Cirque Hartini-Muller : Communiqué de Presse
Après une installation sauvage à Melun, le cirque Hartini-Muller vient de poser son chapiteau et ses cages à Houdan, cette fois avec la bénédiction de la municipalité. Ce cirque détient plusieurs animaux dont des fauves dans des conditions gravement maltraitantes. One Voice a déposé plainte auprès du tribunal judiciaire de Melun.
Après s’être installé sans autorisation sur la ville de Melun, le cirque Hartini-Muller vient de poser son chapiteau à Houdan. Plusieurs représentations sont prévues d’ici à dimanche 17 mai.

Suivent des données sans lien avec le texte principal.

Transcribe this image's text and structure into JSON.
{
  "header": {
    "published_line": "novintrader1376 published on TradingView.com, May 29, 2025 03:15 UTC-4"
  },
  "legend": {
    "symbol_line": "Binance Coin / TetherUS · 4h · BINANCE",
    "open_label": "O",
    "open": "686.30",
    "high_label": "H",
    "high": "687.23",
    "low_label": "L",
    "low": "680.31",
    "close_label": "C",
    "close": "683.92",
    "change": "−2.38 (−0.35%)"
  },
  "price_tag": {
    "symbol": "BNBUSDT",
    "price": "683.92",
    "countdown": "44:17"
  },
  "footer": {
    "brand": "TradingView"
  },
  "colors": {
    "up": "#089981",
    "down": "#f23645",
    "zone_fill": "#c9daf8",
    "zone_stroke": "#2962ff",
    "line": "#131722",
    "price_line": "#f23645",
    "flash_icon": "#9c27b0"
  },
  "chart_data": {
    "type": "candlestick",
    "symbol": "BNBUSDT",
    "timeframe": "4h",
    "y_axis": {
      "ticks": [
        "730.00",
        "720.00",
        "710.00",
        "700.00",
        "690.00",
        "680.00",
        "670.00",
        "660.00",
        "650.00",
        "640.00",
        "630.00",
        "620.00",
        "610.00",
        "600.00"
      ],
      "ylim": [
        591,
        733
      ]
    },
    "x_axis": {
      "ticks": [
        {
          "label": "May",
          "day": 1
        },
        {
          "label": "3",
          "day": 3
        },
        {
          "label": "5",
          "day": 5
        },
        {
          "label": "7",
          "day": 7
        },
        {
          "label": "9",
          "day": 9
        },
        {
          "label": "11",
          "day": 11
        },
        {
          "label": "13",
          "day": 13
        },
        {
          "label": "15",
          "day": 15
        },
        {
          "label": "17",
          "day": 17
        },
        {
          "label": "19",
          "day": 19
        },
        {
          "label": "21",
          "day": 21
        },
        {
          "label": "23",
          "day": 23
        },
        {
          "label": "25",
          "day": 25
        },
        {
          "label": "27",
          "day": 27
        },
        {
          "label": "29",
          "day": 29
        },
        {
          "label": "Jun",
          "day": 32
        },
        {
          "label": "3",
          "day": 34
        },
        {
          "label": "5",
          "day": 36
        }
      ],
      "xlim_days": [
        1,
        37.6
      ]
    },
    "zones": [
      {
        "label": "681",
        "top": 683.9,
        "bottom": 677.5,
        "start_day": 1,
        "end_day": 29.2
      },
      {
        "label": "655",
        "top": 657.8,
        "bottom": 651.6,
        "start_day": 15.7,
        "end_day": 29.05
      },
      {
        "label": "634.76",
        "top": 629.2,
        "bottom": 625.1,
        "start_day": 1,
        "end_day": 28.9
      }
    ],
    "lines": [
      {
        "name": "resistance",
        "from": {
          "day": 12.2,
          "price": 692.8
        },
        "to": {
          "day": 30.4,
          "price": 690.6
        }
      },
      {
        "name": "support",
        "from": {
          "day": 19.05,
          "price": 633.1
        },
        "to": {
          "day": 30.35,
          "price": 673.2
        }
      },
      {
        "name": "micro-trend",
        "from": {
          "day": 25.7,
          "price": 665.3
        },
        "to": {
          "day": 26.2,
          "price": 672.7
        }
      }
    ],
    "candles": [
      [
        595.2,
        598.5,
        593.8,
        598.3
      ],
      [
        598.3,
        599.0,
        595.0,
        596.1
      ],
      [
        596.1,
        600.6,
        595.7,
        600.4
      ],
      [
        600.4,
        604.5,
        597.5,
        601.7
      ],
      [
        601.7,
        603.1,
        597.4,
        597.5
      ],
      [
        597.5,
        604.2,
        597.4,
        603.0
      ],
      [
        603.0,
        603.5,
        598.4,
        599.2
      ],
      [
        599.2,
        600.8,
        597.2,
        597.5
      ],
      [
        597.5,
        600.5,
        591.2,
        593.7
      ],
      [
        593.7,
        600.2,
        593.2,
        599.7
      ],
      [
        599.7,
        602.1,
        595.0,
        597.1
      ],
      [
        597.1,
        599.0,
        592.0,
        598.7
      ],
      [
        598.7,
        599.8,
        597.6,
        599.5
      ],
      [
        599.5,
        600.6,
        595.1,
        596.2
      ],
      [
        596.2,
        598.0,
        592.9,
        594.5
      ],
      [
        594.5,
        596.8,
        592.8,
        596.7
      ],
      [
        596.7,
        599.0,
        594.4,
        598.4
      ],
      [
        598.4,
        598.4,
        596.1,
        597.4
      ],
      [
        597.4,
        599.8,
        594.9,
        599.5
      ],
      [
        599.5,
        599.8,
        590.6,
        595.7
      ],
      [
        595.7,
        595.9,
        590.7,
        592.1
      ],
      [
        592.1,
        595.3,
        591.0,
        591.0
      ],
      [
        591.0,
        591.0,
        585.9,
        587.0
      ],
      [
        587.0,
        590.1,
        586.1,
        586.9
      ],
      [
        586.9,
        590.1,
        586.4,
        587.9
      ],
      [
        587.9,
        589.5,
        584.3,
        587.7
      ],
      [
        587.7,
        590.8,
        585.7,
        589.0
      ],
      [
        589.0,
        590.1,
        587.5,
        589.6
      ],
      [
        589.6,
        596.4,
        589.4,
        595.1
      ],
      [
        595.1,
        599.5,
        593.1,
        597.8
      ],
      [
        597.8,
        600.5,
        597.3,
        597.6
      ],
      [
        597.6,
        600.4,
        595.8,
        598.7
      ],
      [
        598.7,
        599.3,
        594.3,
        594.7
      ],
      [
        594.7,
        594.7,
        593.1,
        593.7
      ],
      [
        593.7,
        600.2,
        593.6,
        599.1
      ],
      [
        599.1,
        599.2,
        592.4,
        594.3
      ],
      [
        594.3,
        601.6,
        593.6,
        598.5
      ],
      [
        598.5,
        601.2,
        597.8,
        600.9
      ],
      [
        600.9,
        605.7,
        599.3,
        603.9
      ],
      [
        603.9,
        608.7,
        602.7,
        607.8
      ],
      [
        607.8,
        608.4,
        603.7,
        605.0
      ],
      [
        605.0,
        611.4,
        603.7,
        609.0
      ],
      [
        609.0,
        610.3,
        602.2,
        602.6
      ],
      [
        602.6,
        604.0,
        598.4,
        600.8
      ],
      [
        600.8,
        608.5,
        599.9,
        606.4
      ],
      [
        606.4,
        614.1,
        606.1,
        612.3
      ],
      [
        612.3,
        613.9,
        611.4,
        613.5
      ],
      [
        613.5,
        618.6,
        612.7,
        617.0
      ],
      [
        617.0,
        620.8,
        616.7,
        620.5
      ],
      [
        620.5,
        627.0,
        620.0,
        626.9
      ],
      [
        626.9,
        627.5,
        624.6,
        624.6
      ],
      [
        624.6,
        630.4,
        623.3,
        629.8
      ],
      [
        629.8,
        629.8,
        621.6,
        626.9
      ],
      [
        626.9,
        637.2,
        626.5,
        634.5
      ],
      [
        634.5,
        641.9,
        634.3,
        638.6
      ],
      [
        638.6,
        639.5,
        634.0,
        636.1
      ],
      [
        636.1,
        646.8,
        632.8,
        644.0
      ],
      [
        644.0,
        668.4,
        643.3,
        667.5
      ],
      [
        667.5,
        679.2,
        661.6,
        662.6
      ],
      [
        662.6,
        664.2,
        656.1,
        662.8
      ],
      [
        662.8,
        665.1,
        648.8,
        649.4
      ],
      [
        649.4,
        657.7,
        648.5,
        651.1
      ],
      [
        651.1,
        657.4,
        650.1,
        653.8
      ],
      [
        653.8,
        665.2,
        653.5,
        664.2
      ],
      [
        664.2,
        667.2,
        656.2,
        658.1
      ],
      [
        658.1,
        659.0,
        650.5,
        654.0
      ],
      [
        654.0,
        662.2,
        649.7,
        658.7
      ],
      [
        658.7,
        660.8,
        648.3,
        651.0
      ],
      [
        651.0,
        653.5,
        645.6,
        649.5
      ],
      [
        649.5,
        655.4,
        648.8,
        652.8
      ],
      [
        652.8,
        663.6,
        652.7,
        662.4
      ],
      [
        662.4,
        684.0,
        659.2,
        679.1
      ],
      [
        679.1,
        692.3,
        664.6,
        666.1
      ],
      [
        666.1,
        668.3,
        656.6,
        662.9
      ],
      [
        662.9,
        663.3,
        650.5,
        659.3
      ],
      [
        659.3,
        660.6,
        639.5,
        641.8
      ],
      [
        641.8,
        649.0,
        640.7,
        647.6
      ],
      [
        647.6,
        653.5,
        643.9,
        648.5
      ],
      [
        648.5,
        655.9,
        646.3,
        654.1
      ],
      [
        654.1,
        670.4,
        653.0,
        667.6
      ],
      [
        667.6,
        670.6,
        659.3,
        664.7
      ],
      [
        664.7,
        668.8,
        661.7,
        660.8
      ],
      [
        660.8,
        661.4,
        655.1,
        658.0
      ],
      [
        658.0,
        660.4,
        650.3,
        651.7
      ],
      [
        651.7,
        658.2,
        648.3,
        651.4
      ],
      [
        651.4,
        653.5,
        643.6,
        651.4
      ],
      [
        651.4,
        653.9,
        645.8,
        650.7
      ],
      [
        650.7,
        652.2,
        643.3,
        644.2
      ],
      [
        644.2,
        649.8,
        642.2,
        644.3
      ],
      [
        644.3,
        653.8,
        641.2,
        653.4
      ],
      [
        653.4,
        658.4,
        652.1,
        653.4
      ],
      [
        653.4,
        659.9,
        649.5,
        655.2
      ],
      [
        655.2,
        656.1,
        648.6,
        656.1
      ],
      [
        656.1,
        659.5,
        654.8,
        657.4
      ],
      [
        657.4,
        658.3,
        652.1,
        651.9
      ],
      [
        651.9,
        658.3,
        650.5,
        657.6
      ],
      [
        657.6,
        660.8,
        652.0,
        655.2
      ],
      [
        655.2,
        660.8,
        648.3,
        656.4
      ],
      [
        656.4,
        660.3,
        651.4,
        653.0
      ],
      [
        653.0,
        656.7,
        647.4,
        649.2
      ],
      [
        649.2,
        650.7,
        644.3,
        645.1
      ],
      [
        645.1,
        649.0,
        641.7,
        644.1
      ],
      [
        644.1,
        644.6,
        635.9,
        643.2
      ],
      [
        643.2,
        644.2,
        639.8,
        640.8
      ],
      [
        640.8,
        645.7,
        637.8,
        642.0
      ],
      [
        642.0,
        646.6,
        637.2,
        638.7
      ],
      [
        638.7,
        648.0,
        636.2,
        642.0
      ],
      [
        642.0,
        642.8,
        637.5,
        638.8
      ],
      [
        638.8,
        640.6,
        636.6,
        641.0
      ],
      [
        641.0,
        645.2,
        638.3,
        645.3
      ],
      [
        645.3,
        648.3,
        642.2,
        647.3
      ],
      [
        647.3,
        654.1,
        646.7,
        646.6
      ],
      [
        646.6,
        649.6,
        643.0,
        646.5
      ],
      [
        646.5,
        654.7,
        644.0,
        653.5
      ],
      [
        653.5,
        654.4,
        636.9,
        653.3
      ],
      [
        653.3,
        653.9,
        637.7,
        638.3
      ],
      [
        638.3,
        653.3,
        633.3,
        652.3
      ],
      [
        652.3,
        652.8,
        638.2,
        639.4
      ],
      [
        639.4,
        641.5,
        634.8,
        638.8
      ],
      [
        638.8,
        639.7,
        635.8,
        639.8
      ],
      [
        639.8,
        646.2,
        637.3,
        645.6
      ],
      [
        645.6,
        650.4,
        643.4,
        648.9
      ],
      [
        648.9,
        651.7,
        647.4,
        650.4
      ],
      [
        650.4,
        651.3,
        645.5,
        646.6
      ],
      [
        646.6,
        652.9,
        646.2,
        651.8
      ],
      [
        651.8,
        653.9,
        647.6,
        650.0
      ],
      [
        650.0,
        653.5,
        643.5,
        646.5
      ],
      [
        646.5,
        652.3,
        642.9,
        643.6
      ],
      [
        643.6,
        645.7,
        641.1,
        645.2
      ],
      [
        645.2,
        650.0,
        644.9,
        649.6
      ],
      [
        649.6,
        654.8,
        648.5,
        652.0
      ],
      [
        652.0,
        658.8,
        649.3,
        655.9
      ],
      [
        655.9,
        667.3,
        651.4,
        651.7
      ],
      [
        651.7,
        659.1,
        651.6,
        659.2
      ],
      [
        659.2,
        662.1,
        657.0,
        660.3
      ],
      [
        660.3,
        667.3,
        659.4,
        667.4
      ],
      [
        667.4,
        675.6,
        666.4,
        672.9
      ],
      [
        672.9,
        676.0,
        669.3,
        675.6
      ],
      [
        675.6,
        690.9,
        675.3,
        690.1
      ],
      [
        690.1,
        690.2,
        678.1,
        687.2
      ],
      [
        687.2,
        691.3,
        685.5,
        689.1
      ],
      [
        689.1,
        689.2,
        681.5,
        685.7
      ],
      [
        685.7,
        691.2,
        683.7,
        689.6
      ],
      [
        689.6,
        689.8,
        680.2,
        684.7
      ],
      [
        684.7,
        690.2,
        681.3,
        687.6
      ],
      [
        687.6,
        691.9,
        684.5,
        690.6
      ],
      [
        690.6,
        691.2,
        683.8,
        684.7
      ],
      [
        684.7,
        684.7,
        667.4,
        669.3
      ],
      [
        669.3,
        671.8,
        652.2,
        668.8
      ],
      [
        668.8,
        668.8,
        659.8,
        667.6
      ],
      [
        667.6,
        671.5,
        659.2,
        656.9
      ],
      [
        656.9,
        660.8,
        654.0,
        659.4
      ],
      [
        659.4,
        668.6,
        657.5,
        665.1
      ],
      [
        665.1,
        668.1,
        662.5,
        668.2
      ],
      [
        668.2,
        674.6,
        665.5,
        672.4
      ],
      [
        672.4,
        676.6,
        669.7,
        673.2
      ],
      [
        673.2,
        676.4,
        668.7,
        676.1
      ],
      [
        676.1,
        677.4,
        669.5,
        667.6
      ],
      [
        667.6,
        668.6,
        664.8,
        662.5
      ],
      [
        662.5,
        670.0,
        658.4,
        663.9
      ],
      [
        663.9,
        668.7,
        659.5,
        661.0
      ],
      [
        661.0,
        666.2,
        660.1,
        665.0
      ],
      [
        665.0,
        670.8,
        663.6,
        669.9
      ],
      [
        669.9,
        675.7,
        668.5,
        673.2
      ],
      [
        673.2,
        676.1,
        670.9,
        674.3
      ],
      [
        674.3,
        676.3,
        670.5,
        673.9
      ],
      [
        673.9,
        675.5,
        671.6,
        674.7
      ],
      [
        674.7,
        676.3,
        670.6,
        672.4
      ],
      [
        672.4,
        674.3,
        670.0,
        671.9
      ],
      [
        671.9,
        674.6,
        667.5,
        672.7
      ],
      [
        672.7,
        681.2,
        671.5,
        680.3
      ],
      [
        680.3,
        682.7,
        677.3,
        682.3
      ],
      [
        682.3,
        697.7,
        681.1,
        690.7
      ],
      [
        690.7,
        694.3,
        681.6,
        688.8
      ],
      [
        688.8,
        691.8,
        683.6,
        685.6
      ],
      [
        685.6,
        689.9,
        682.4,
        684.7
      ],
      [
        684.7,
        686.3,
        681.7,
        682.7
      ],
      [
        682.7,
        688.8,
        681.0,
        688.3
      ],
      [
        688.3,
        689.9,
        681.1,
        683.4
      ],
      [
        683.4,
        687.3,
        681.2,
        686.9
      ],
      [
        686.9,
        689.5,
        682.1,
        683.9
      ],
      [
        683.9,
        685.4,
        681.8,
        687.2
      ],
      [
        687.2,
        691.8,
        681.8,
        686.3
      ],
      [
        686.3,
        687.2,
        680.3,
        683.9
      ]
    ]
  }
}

Des conditions de détention préoccupantes constatées sur place
A Melun, une plainte a été déposée par le propriétaire du terrain et la mairie avait lancé sans succès une procédure afin d’obtenir l’expulsion en urgence. Notre association a de son côté porté plainte auprès du tribunal judiciaire de Melun.
Dépêché sur site, un enquêteur de One Voice a observé plusieurs animaux maintenus dans des conditions gravement maltraitantes, et illégales. Notamment quatre fauves – deux lions et deux tigres – tournant en rond dans leurs remorques exigües, mais aussi des poules entassées dans une cage minuscule, un chien tout aussi perturbé entre quatre grilles, trois poneys, une chèvre un cheval et un lama détenus à même le bitume sans litière. Les lions, les tigres et le chien présentent tous des stéréotypies, ces comportements répétitifs qui trahissent leur désarroi profond.
Par ailleurs, les fauves ne participaient pas au spectacle étant simplement présentés au public dans leur cage, en infraction avec la réglementation en vigueur. Selon la loi, leur détention est conditionnée à leur participation aux numéros.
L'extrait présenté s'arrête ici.